With a DPI of 1000, you can see that it doesn't change. I can't see the labels.

from pandas import read_csv
import matplotlib.pyplot as plt
import seaborn as sns
import numpy as np
import numpy.ma as ma
import pandas as pd
 
dataset = pd.read_csv('Santé3.csv', sep= ';', encoding='latin-1', index_col=0)
dataset.drop(['Dynaverage'], axis=1, inplace=True)
corr = dataset.corr()
plt.figure(figsize=(200,30))
plt.subplots(figsize=(15,8))
sns.heatmap(corr, cmap='coolwarm', vmin=-1, vmax=1, annot=True, mask=mask)
plt.savefig("correlation.png", dpi=1000)
It works as I mentioned. When capturing a pyplot plot (I don't have seaborn) my 100dpi plot was 300x300 pixels and the 1000dpi plot was 3000x3000 pixels when opened in Paint. This must be a seaborn thing.

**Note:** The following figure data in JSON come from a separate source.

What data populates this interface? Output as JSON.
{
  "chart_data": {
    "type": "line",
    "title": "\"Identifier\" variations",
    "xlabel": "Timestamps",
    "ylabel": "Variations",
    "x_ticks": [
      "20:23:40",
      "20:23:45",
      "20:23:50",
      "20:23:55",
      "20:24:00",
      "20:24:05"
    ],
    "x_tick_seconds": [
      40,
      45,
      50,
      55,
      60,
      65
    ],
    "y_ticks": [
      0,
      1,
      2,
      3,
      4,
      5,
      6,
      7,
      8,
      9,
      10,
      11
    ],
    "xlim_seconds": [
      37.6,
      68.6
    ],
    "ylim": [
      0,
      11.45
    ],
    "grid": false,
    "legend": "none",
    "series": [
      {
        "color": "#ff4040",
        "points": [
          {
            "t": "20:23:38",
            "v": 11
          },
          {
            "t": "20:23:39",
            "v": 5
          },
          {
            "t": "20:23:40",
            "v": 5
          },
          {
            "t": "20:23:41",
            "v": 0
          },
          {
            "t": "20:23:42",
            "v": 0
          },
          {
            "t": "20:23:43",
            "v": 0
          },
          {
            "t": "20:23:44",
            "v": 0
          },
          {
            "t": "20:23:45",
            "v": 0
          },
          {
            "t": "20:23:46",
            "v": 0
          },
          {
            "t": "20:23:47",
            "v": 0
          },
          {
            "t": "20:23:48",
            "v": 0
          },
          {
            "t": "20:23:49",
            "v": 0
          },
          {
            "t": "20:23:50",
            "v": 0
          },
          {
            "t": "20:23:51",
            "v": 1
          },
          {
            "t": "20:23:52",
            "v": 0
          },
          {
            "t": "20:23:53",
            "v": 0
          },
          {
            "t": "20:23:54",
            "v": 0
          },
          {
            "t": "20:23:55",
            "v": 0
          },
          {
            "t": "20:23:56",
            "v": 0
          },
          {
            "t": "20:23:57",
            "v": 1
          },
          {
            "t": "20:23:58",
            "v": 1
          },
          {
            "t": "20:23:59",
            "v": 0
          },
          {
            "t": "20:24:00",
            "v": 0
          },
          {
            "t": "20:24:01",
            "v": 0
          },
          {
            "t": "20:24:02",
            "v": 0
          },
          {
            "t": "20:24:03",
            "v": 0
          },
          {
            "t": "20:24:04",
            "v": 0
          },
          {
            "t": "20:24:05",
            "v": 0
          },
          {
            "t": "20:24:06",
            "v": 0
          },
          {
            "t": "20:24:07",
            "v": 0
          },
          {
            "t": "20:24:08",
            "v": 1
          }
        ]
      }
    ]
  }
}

I found this when looking for resizing a heatmap. Looks like the kitchen sink approach.

https://stackoverflow.com/questions/4333...ng-seaborn
plt.figure(figsize=(6, 6),  dpi = 600)   #  I would go higher than this
sns.heatmap(corr, cmap="Blues", annot=True, annot_kws={"size": 8})  #Make labels and annotation bigger too
plt.tick_params(axis = 'x', labelsize = 12) # x font label size
plt.tick_params(axis = 'y', labelsize = 12) # y font label size
Thank you so much deanhystad. I can see the labels with a good definition with this code.

from pandas import read_csv
import matplotlib.pyplot as plt
import numpy as np
import numpy.ma as ma
import pandas as pd

 
dataset = pd.read_csv('Santé3.csv', sep= ';', encoding='latin-1', index_col=0)
dataset.drop(['Dynaverage'], axis=1, inplace=True)
corr = dataset.corr()
plt.figure(figsize=(6,6), dpi=1000)
plt.subplots(figsize=(15,8))
sns.heatmap(corr, cmap='coolwarm', vmin=-1, vmax=1, annot=True, mask=mask, annot_kws={"size":8})
plt.tick_params(axis = 'y', labelsize = 5)
plt.tick_params(axis = 'x', labelsize = 5)
plt.savefig("correlation.png", dpi=2000)
I bet it is the dpi setting in plt.figure(). You have to set the dpi before making the heatmap so seaborn can use the higher dpi setting.

Why are you calling plt.figure and plt.subplots? When I run your code it shows two plot windows; an empty 6x6 window and a 15x8 window that contains a plot (mine is a line plot). You can remove either and you will still get a png image file.

From what you've said in earlier posts I don't think the dpi setting in plt.savefig() is doing anything. Seaborne must be drawing a raster image, and changing the dpi is not going to increase the resolution of the png file. Setting the dpi in plt.savefig worked for me because the plot I was saving was vector graphics, and vector graphics rescale very well.
A few questions.

In post #5 you say "it's not working with svg file." Does the program crash? Doesn't it generate the file? Can't you use the file? How is it "not working"?

In post #6 you post an image and say "I can't see the labels". Which labels? When I look at the attached image I can see axis labels and annotations. And the labels and annotations look good. Where are there supposed to be labels that I cannot see?